Praca i finanse
Studenci „persona non grata”?
Ponad połowa zagranicznych studentów rozpoczynających edukację w Wielkiej Brytanii twierdzi, że spotkała się z nieprzyjaznym przyjęciem i lekceważącym stosunkiem ze strony Brytyjczyków. Wszystko za sprawą polityki w zakresie migracji.
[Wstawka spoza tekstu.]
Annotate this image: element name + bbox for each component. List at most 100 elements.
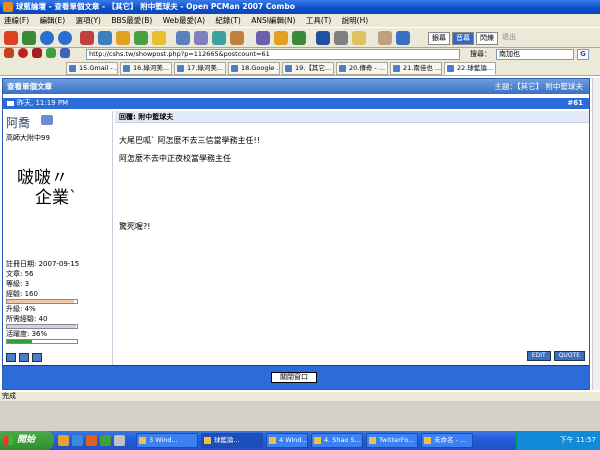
gear-icon[interactable] <box>274 31 288 45</box>
browser-tab-16[interactable]: 16.綠河美... <box>120 62 172 75</box>
stat-posts: 文章: 56 <box>6 270 34 278</box>
browser-tab-19[interactable]: 19.【其它... <box>282 62 334 75</box>
taskbar-item-4[interactable]: 4. Shao S... <box>311 433 363 448</box>
url-input[interactable]: http://cshs.tw/showpost.php?p=112665&pos… <box>86 49 460 60</box>
taskbar-item-6[interactable]: 未命名 - ... <box>421 433 473 448</box>
menu-item-options[interactable]: 選項(Y) <box>72 14 105 27</box>
browser-tab-17[interactable]: 17.綠河美... <box>174 62 226 75</box>
tab-blink[interactable]: 閃爍 <box>476 32 498 45</box>
stat-level: 等級: 3 <box>6 280 30 288</box>
user-icon[interactable] <box>378 31 392 45</box>
browser-tab-bar: 15.Gmail - ... 16.綠河美... 17.綠河美... 18.Go… <box>0 61 600 76</box>
message-icon[interactable] <box>19 353 29 362</box>
close-page-icon[interactable] <box>32 48 42 58</box>
home-icon[interactable] <box>116 31 130 45</box>
menu-item-history[interactable]: 紀錄(T) <box>211 14 244 27</box>
user-stats: 註冊日期: 2007-09-15 文章: 56 等級: 3 經驗: 160 升級… <box>6 259 79 344</box>
vertical-scrollbar[interactable] <box>592 78 600 390</box>
quicklaunch-icon-3[interactable] <box>86 435 97 446</box>
stop-icon[interactable] <box>18 48 28 58</box>
toolbar: 銀幕 音幕 閃爍 退出 <box>0 27 600 48</box>
page-title: 查看單個文章 <box>7 82 52 91</box>
taskbar-item-5[interactable]: TwitterFo... <box>366 433 418 448</box>
menu-item-bbs-favorites[interactable]: BBS最愛(B) <box>107 14 156 27</box>
back-icon[interactable] <box>40 31 54 45</box>
user-action-icons <box>6 353 42 362</box>
copy-icon[interactable] <box>176 31 190 45</box>
connect-icon[interactable] <box>4 31 18 45</box>
thread-subject: 主題：【其它】 附中籃球夫回覆: 附中籃球夫 <box>494 79 583 94</box>
homepage-icon[interactable] <box>32 353 42 362</box>
clock[interactable]: 下午 11:57 <box>560 436 596 444</box>
paste-icon[interactable] <box>194 31 208 45</box>
tab-sound[interactable]: 音幕 <box>452 32 474 45</box>
quicklaunch-icon-2[interactable] <box>72 435 83 446</box>
new-icon[interactable] <box>22 31 36 45</box>
favorites-icon[interactable] <box>152 31 166 45</box>
quote-button[interactable]: QUOTE <box>553 351 585 361</box>
google-search-icon[interactable]: G <box>577 49 589 60</box>
taskbar: 開始 3 Wind... 球藍論... 4 Wind... 4. Shao S.… <box>0 431 600 450</box>
screenshot-icon[interactable] <box>316 31 330 45</box>
nav-icon-1[interactable] <box>4 48 14 58</box>
quicklaunch-icon-4[interactable] <box>100 435 111 446</box>
quicklaunch-icon-5[interactable] <box>114 435 125 446</box>
stop-icon[interactable] <box>80 31 94 45</box>
menu-item-edit[interactable]: 編輯(E) <box>36 14 70 27</box>
start-button[interactable]: 開始 <box>0 431 54 450</box>
post-number[interactable]: #61 <box>567 98 583 109</box>
window-title: 球藍論壇 - 查看單個文章 - 【其它】 附中籃球夫 - Open PCMan … <box>16 2 295 11</box>
menu-item-ansi-edit[interactable]: ANSI編輯(N) <box>247 14 299 27</box>
menu-item-tools[interactable]: 工具(T) <box>302 14 335 27</box>
menu-item-connect[interactable]: 連線(F) <box>0 14 33 27</box>
search-input[interactable]: 南加也 <box>496 49 574 60</box>
stat-upgrade: 升級: 4% <box>6 305 36 313</box>
folder-icon[interactable] <box>352 31 366 45</box>
help-icon[interactable] <box>396 31 410 45</box>
refresh-icon[interactable] <box>98 31 112 45</box>
page-header: 查看單個文章 主題：【其它】 附中籃球夫回覆: 附中籃球夫 <box>3 79 589 94</box>
tool-icon[interactable] <box>256 31 270 45</box>
avatar-text-line2: 企業` <box>35 188 78 208</box>
post-frame: 查看單個文章 主題：【其它】 附中籃球夫回覆: 附中籃球夫 昨天, 11:19 … <box>2 78 590 390</box>
menu-item-help[interactable]: 說明(H) <box>338 14 373 27</box>
title-bar: 球藍論壇 - 查看單個文章 - 【其它】 附中籃球夫 - Open PCMan … <box>0 0 600 14</box>
web-content: 查看單個文章 主題：【其它】 附中籃球夫回覆: 附中籃球夫 昨天, 11:19 … <box>0 76 600 392</box>
taskbar-item-2[interactable]: 球藍論... <box>201 433 263 448</box>
browser-tab-15[interactable]: 15.Gmail - ... <box>66 62 118 75</box>
edit-button[interactable]: EDIT <box>526 351 551 361</box>
app-icon <box>3 2 13 12</box>
post-title: 回覆: 附中籃球夫 <box>115 111 589 123</box>
stat-activity: 活躍度: 36% <box>6 330 48 338</box>
profile-icon[interactable] <box>6 353 16 362</box>
system-tray: 下午 11:57 <box>516 431 600 450</box>
settings-icon[interactable] <box>230 31 244 45</box>
tab-screen[interactable]: 銀幕 <box>428 32 450 45</box>
exp-bar <box>6 299 78 304</box>
user-info-panel: 阿喬 高師大附中99 啵啵〃 企業` 註冊日期: 2007-09-15 文章: … <box>3 111 113 365</box>
web-icon[interactable] <box>46 48 56 58</box>
post-line-1: 大尾巴呱` 阿怎麼不去三信當學務主任!! <box>119 136 260 145</box>
taskbar-item-3[interactable]: 4 Wind... <box>266 433 308 448</box>
browser-tab-18[interactable]: 18.Google ... <box>228 62 280 75</box>
browser-tab-21[interactable]: 21.南佳也 ... <box>390 62 442 75</box>
taskbar-item-1[interactable]: 3 Wind... <box>136 433 198 448</box>
browser-tab-22[interactable]: 22.球藍論... <box>444 62 496 75</box>
online-status-icon <box>41 115 53 125</box>
browser-tab-20[interactable]: 20.傳奇 - ... <box>336 62 388 75</box>
quicklaunch-icon-1[interactable] <box>58 435 69 446</box>
activity-bar-fill <box>7 340 33 343</box>
post-date: 昨天, 11:19 PM <box>17 99 69 107</box>
keyboard-icon[interactable] <box>334 31 348 45</box>
find-icon[interactable] <box>212 31 226 45</box>
bbs-icon[interactable] <box>60 48 70 58</box>
forward-icon[interactable] <box>58 31 72 45</box>
menu-item-web-favorites[interactable]: Web最愛(A) <box>159 14 209 27</box>
close-window-button[interactable]: 關閉窗口 <box>271 372 317 383</box>
bookmark-icon[interactable] <box>134 31 148 45</box>
ansi-icon[interactable] <box>292 31 306 45</box>
tab-scroll-area <box>0 62 66 75</box>
post-footer: 關閉窗口 <box>3 365 589 389</box>
username[interactable]: 阿喬 <box>6 114 30 131</box>
tab-exit[interactable]: 退出 <box>500 32 518 45</box>
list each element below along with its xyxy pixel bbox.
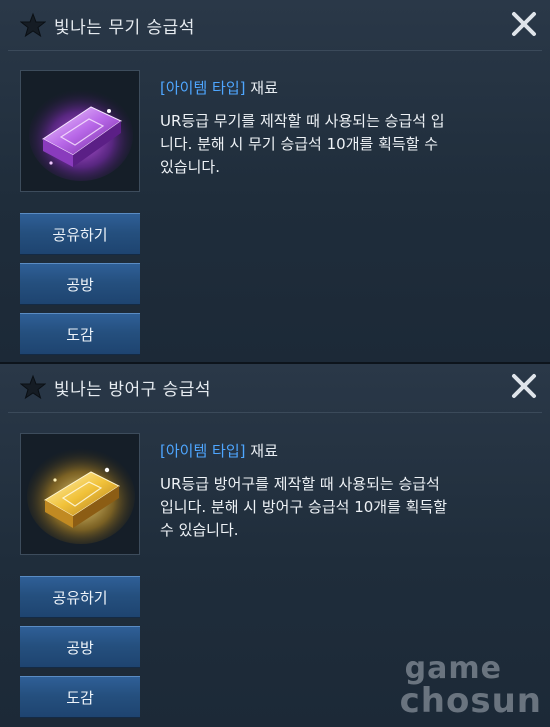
- codex-button[interactable]: 도감: [20, 313, 140, 355]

Ponad połowa z 500 przebadanych studentów, przyznała, że czuje się dyskryminowana przez Anglików. Taką sama opinię podzielają żacy z Ameryki Północnej. Na problem zwrócił uwagę ekonomista Vince Cable, który przestrzegł, że zainicjowana debata w kwestii imigracji może obrócić się przeciwko studentom, o których Wielka Brytania w obliczu niżu demograficznego od dawna zabiega. Sami zainteresowani wypowiadają się o sprawie niechętnie, a jeśli już to przeważnie w negatywnym kontekście. Twierdzą, że są głównym źródłem utrzymania uczelni i są marginalnie traktowani przez wykładowców. Trudno się nie zgodzić z taką opinią, skoro sam rzecznik Departamenrtu ds. Biznesu, Innowacji i Umiejętności przyznał, że zagraniczny kapitał w postaci przyszłych absolwentów jest „ogromnym wkładem” dla Wielkiej Brytanii i należy się z nim liczyć. Tak więc Anglicy liczą, tyle, że zyski, a to prędzej czy później odbije się rykoszetem.